Este último mes se ha celebrado Halloween, unas de las festividades más esperadas, pero ¿cuál es su origen?

Halloween nace en Irlanda y tiene su raíz en una de las festividades más antiguas e importantes del calendario celta, el Samhain.

Para los celtas, el año se dividía solo en dos estaciones: el verano (la luz) y el invierno (la oscuridad). El Samhain significaba que el verano había acabado, y con ello, la última cosecha y el último día para almacenar los alimentos. Era el momento de sacrificar a los animales que no podrían sobrevivir durante el frío y el inicio de una etapa oscura en la que la comunidad dependía de sus reservas.

El Samhain era como el “año nuevo” celta y tenía lugar entre la noche del 31 de octubre y el 1 de noviembre. Además, para ellos, el día comenzaba al caer el sol, por eso, la noche era el momento más sagrado, pero ¿por qué?

Esta fecha marcaba el puente entre un año y otro, por tanto, era una ocasión en la que los límites entre el mundo de los vivos y el Sídh, el “otro mundo” céltico —el reino de los muertos — se volvía extremadamente tenue, es decir, que quedaba abierto.

Los celtas creían que durante este día los seres de ambas realidades podían cruzar de un lado a otro con relativa facilidad.

Por un lado, los espíritus de familiares y ancestros fallecidos volvían temporalmente a sus hogares. Esta no se trataba de una visita temida, sino esperada. Los celtas dejaban ofrendas de comida y pasteles en sus puertas y encendían hogueras o velas para honrarlos y guiarlos a sus casas. Pero junto a ellos cruzaban también otras criaturas, como los seres feéricos, algunos traviesos y otros, peligrosos.

En muchos relatos mitológicos, algunos dioses aprovechaban este momento para bajar al mundo terrenal disfrazados o transformados, ya fuera para ofrecer presagios, o interactuar con los mortales. Junto a ellos, también cruzaban seres malignos, como los espectros errantes, almas perdidas o entidades asociadas a la muerte y a la naturaleza liminal del Samhain.

Por esta creencia, algunos celtas se disfrazaban con pieles de animales y máscaras. Era un modo de confundirse con estos seres para evitar ser molestados o capturados y poder pasar desapercibidos o asustarlos.

Durante este día, y por este motivo, también era común que las comunidades se reunieran alrededor de una gran hoguera comunitaria que tenía un papel ritual y simbólico muy importante. No era simplemente un fuego para calentarse o cocinar, servía para purificar a la comunidad.

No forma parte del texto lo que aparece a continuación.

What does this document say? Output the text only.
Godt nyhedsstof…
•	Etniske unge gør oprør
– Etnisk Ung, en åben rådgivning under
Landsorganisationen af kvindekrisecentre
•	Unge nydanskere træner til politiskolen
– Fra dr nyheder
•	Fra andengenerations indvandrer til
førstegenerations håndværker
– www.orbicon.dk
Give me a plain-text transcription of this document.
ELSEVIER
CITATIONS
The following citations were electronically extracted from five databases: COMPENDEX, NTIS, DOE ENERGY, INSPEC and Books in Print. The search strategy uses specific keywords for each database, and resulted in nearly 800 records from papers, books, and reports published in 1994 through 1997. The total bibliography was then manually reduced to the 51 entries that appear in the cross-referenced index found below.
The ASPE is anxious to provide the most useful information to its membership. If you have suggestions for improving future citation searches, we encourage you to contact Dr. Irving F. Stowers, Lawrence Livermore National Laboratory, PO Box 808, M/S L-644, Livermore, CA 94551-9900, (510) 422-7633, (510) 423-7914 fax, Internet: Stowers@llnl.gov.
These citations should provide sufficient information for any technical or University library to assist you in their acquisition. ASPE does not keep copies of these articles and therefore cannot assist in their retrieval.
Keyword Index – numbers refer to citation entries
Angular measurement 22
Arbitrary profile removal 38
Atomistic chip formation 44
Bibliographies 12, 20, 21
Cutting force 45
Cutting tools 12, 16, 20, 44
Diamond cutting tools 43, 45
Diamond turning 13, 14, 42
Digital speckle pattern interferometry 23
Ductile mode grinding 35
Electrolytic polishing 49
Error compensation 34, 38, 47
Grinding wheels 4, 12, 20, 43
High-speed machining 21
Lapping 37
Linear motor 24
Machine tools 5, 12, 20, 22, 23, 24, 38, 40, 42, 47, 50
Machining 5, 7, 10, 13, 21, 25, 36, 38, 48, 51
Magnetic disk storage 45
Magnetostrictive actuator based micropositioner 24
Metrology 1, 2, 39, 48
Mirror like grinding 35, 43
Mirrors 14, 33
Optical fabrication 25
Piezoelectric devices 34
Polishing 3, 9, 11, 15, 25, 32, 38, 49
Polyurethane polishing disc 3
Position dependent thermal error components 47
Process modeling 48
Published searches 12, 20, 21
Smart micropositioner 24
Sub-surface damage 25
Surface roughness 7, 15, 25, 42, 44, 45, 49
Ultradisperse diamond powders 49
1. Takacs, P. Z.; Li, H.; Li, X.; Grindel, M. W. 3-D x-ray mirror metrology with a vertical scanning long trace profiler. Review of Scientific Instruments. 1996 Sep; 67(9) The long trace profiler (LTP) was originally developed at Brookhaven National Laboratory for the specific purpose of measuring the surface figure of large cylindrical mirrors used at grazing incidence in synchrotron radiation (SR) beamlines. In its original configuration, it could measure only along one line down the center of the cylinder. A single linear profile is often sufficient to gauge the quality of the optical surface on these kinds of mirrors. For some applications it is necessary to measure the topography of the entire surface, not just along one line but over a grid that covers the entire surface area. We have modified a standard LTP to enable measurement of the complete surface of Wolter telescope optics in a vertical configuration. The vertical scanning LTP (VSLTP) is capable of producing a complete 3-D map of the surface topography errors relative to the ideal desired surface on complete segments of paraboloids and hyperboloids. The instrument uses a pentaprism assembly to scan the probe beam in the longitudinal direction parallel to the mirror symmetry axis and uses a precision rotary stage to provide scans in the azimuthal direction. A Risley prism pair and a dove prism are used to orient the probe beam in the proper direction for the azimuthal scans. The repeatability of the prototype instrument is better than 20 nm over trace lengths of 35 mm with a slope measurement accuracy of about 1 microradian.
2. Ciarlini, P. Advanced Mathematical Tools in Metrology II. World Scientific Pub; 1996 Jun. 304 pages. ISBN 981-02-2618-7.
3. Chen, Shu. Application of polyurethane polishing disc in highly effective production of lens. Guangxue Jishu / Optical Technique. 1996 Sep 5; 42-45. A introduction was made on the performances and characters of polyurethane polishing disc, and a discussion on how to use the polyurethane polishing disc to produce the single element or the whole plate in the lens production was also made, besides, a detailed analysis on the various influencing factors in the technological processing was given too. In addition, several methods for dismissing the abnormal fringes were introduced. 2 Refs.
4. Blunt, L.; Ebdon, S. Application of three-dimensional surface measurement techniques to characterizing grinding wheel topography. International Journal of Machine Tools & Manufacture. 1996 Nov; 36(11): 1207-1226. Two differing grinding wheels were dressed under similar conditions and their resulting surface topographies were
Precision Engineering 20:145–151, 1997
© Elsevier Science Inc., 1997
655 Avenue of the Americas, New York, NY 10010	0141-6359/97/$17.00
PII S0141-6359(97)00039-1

Se creía que el fuego tenía la capacidad de ahuyentar a los malos espíritus, renovar la energía vital de los habitantes, protegiéndolos de enfermedades y malos augurios, y de marcar el límite entre el mundo de los vivos y el Sídh.

Pero esto no acaba aquí:

Los romanos ya tenían una celebración dedicada a los muertos llamada Lemuria, que se celebraba en mayo, pero era muy diferente al Samhain. Lemuria era mucho más oscura y temible, se trataba de almas inquietas o vengativas que se dedicaban a hacer daño a los vivos. Era una festividad marcada por miedo y precaución.

Con la expansión del cristianismo por el Imperio Romano, la Iglesia no pudo eliminar por completo todas las fiestas populares. Así que optó por cristianizar algunas, como el Samhain. Esto también ayudaba a que más gente se convirtiera al cristianismo.

Al fusionar estas tradiciones, Lemuria paso a ser llamado el “Día de Todos los Santos” y el Papa Gregorio XIII decidió fusionarlo son el Samhain. Esta festividad se celebraría el 1 de noviembre y la noche anterior, el 31 de octubre, pasó a llamarse All Hallows’ Eve, la víspera de Todos los Santos, como preparación para la festividad.

De esta manera, el cristianismo reemplazó a los dioses y creencias celtas por santos y personajes católicos, pero mantuvo varias tradiciones del Samhain, como encender velas, disfrazarse o usar máscaras. La Iglesia permitió estas prácticas porque facilitaban que la población aceptara la nueva fe sin renunciar por completo a sus costumbres.

Así surgió lo que hoy conocemos como Halloween.